Keith Heyward is a filmmaker, photographer, scientist, and the creator of Buriedice.com. During his 10 weeks of working in Antarctica in 2013, Keith took over 150,000 photos and videos, which are now compiled into the panoramas, timelapses, and videos found within BuriedIce.com. On Christmas day, he took advantage of the good weather (i.e. 0˚F and 2mph winds) and hiked 15 miles down Beacon Valley to the Taylor Glacier headwall to capture many of the panoramas seen here.

In addition to his work in Antarctica, he has created videos, websites, and interactive experiences for a variety of organizations including the BBC, NHK Enterprises, Discovery Channel, Brown University, Rhode Island School of Design, the UCLA Monkey Project, Prehensile Productions, and many more. He holds a B.Sc. in Biology from Brown University and has extensive experience as a scientific researcher around the world. See more of his work at McKellarMedia.com

Jennifer Berglund is an award-winning writer, producer and photographer. She has produced educational, promotional and documentary films for many clients, including the Discovery Channel, Animal Planet, Facts on File, and the Massachusetts Institute of Technology. She has written for national publications like Nature Outlook and Discover Magazine, including this featured article about the Antarctic Dry Valleys. In addition to writing this article, she assisted in both the filmmaking and scientific research while in Antarctic.
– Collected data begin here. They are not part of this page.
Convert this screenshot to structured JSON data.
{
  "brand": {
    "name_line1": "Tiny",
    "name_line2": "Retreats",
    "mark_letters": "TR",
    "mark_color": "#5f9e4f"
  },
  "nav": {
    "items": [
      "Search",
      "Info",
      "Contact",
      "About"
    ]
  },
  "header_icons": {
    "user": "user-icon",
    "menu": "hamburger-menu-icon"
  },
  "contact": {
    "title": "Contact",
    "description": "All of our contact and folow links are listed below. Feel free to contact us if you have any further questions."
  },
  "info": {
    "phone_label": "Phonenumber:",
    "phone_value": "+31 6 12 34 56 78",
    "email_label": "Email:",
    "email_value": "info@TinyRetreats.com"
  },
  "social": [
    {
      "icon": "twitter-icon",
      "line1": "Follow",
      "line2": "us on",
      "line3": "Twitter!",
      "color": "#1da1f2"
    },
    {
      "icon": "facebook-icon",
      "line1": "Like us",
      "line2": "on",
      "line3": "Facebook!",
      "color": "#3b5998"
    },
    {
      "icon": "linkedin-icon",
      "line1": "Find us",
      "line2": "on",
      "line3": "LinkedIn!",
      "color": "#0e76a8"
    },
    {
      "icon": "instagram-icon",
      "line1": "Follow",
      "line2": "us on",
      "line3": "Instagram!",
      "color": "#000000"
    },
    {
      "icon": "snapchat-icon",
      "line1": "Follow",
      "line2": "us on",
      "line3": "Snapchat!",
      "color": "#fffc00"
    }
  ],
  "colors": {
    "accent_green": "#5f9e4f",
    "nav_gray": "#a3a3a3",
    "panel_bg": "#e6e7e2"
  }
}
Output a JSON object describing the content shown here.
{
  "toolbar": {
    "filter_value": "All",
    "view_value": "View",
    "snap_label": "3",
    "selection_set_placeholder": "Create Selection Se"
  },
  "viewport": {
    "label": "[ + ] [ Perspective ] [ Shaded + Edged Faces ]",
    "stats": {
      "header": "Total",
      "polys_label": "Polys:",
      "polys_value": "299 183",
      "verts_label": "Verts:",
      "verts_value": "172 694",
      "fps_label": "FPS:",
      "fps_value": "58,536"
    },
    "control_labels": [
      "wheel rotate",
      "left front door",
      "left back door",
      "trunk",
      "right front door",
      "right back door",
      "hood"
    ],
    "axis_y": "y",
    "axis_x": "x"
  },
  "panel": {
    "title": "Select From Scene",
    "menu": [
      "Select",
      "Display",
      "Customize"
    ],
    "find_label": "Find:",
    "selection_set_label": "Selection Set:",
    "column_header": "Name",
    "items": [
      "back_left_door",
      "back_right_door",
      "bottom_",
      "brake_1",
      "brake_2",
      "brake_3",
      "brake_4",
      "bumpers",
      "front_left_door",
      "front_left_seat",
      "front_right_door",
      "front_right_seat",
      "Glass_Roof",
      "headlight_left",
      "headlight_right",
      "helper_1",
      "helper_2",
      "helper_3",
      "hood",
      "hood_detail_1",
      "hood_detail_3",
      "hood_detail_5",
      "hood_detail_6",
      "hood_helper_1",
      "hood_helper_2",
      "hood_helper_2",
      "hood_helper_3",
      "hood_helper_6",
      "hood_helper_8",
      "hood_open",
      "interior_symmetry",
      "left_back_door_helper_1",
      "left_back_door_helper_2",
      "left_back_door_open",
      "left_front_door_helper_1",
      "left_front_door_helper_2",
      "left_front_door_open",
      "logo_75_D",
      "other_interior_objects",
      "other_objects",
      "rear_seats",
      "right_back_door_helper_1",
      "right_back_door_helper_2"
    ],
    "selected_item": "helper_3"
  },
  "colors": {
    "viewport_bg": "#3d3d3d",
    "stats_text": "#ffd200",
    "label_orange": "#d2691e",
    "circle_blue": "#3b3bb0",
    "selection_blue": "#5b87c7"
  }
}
She holds a B.A. in Biology and a M.S. in Science and Medical Journalism from Boston University. www.jenniferberglund.com

Dr. David Marchant leads the Antarctic Research Group at Boston University and travels to Antarctica as part of his NSF and NASA-funded research. Ongoing research themes focus on studying buried ice as an archive of paleoclimate change in Antarctica, on using Antarctic features as analogs for landscapes and climate change on Mars, on deciphering the late Cenozoic vegetation history of the Transantarctic Mountains, on unraveling the origin of the polar East Antarctic Ice Sheet, on utilizing tephrachronology to date ancient land surface, and on using cosmogenic-nuclide analyses, soil-salt geochemistry, and numerical modeling to quantify landscape evolution and periglacial processes in polar deserts. Learn More

Sean Mackay (PhD Candidate) holds a M.S. in Environmental Management from Oxford University, a B.S. in Physics and a B.A. in Music from Southern Methodist University, and has worked several years as an environmental consultant prior to joining BU in applied research. His specific research focuses on developing a more complete understanding of the processes that govern the evolution and modification of polar debris-covered glaciers, with a specific focus on the potentially extremely ancient buried glaciers in the highest-elevation regions with Antarctica's Dry Valleys and application to buried ice on Mars. Sean is also the senior visualization specialist for the BU ES Digital Imagery and Analysis Laboratory (DIAL).